Arsitektur bangunan ala kolonial masih berdiri kokoh di sepanjang jalan Kota Tua Ampenan. Bangunan-bangunan bergaya Belanda nampaknya meninggalkan banyak kenangan bagi warga yang bermukim di Kelurahan Ampenan Tengah, Kecamatan Ampenan, Kota Mataram, Nusa Tenggara Barat (NTB).
Seperti Muhammad Zaid (69) warga Kelurahan Ampenan Tengah misalnya. Dia masih mengingat jelas kehidupan Kota Tua Ampenan pada tahun 1975 lalu. Bahkan Kota Tua Ampenan pernah menjadi satu-satunya pintu masuk ke pulau Lombok sejak abad 18 hingga abad 19.

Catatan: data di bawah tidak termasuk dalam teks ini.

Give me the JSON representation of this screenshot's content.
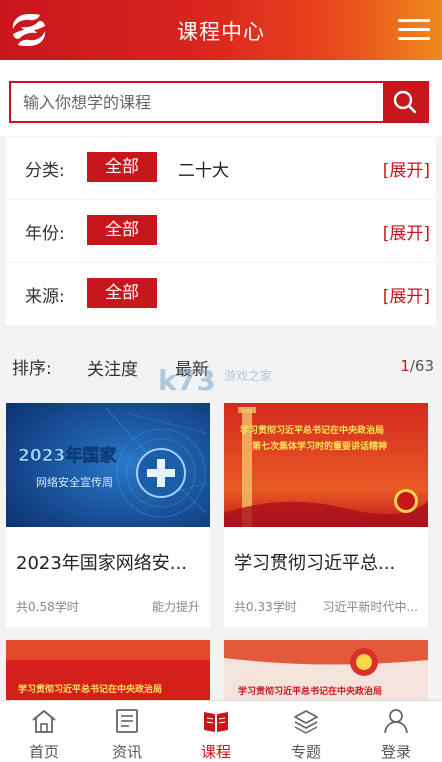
{
  "header": {
    "title": "课程中心"
  },
  "search": {
    "placeholder": "输入你想学的课程"
  },
  "filters": [
    {
      "label": "分类:",
      "selected": "全部",
      "option": "二十大",
      "expand": "[展开]"
    },
    {
      "label": "年份:",
      "selected": "全部",
      "expand": "[展开]"
    },
    {
      "label": "来源:",
      "selected": "全部",
      "expand": "[展开]"
    }
  ],
  "sort": {
    "label": "排序:",
    "options": [
      "关注度",
      "最新"
    ],
    "page_current": "1",
    "page_total": "/63"
  },
  "watermark": {
    "text": "k73",
    "sub": "游戏之家"
  },
  "courses": [
    {
      "title": "2023年国家网络安...",
      "hours": "共0.58学时",
      "tag": "能力提升",
      "banner_line1": "2023年国家",
      "banner_line2": "网络安全宣传周"
    },
    {
      "title": "学习贯彻习近平总...",
      "hours": "共0.33学时",
      "tag": "习近平新时代中...",
      "banner_line1": "学习贯彻习近平总书记在中央政治局",
      "banner_line2": "第七次集体学习时的重要讲话精神"
    }
  ],
  "partial_cards": [
    {
      "banner": "学习贯彻习近平总书记在中央政治局"
    },
    {
      "banner": "学习贯彻习近平总书记在中央政治局"
    }
  ],
  "nav": [
    {
      "label": "首页",
      "icon": "home-icon"
    },
    {
      "label": "资讯",
      "icon": "news-icon"
    },
    {
      "label": "课程",
      "icon": "book-icon",
      "active": true
    },
    {
      "label": "专题",
      "icon": "layers-icon"
    },
    {
      "label": "登录",
      "icon": "user-icon"
    }
  ],
  "colors": {
    "brand_red": "#c8161d",
    "header_orange": "#f08a1c"
  }
}
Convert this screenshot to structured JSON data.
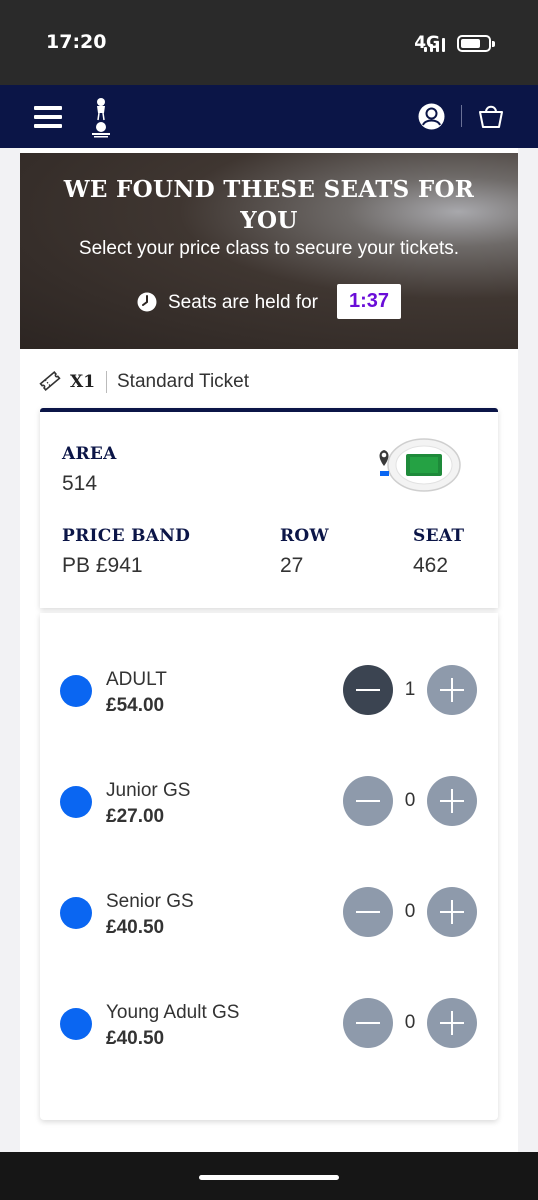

Buih ombak Sabtu (23/9/2023) sore di Pesisir Pantai Ampenan pun mengembalikan ingatan Zaid tentang bagaimana kehidupan masa-masa era tahun 1970.
Pada masa itu, cerita Zaid, bangunan-bangunan ala Belanda itu sudah berdiri kokoh di sepanjang jalan menuju pantai Ampenan. Kota Ampenan pernah menjadi kota pelabuhan dan pusat perdagangan pada sekitar tahun 1924 hingga sekitar tahun 1960.
Pada masa itu pemerintah Belanda membangun Pelabuhan Ampenan sebagai akses masuk ke Pulau Lombok.
"Yang tidak berubah adalah bangunan dan buih ombaknya. Di sini dulunya adalah pusat perdagangan dan penyeberangan di Lombok," katanya bercerita mengingat betapa ramainya Kota Ampenan, Sabtu (23/9/2023).
Situasi gemerlap Kota Tua Ampenan juga masih terngiang di ingatan Zulaeha (70). Warga Ampenan Tengah keturunan India-Arab ini bercerita situasi pelabuhan pertama di Pulau Lombok antara tahun 1960 hingga 1970.
Wanita yang lahir tahun 1953 itu mengatakan situasi pantai Ampenan sangat jauh berbeda dengan situasi sekarang. Dulunya banyak rumah nelayan berdiri di tepi pantai di dekat pelabuhan.
Namun, kata Zulaeha, seiring berjalan waktu, rumah-rumah nelayan yang datang dari berbagai daerah itu tergerus abrasi pantai. Bahkan pelabuhan yang dulunya tempat kapal-kapal besar bersandar hanya meninggalkan beton-beton pelabuhan dan mulai lapuk di tepi Pantai Ampenan.
"Dulu ramai rumah di tepi pantai, sekitar 200 meter dari jarak pantai sekarang. Sekarang sudah pindah ke kampung-kampung," katanya.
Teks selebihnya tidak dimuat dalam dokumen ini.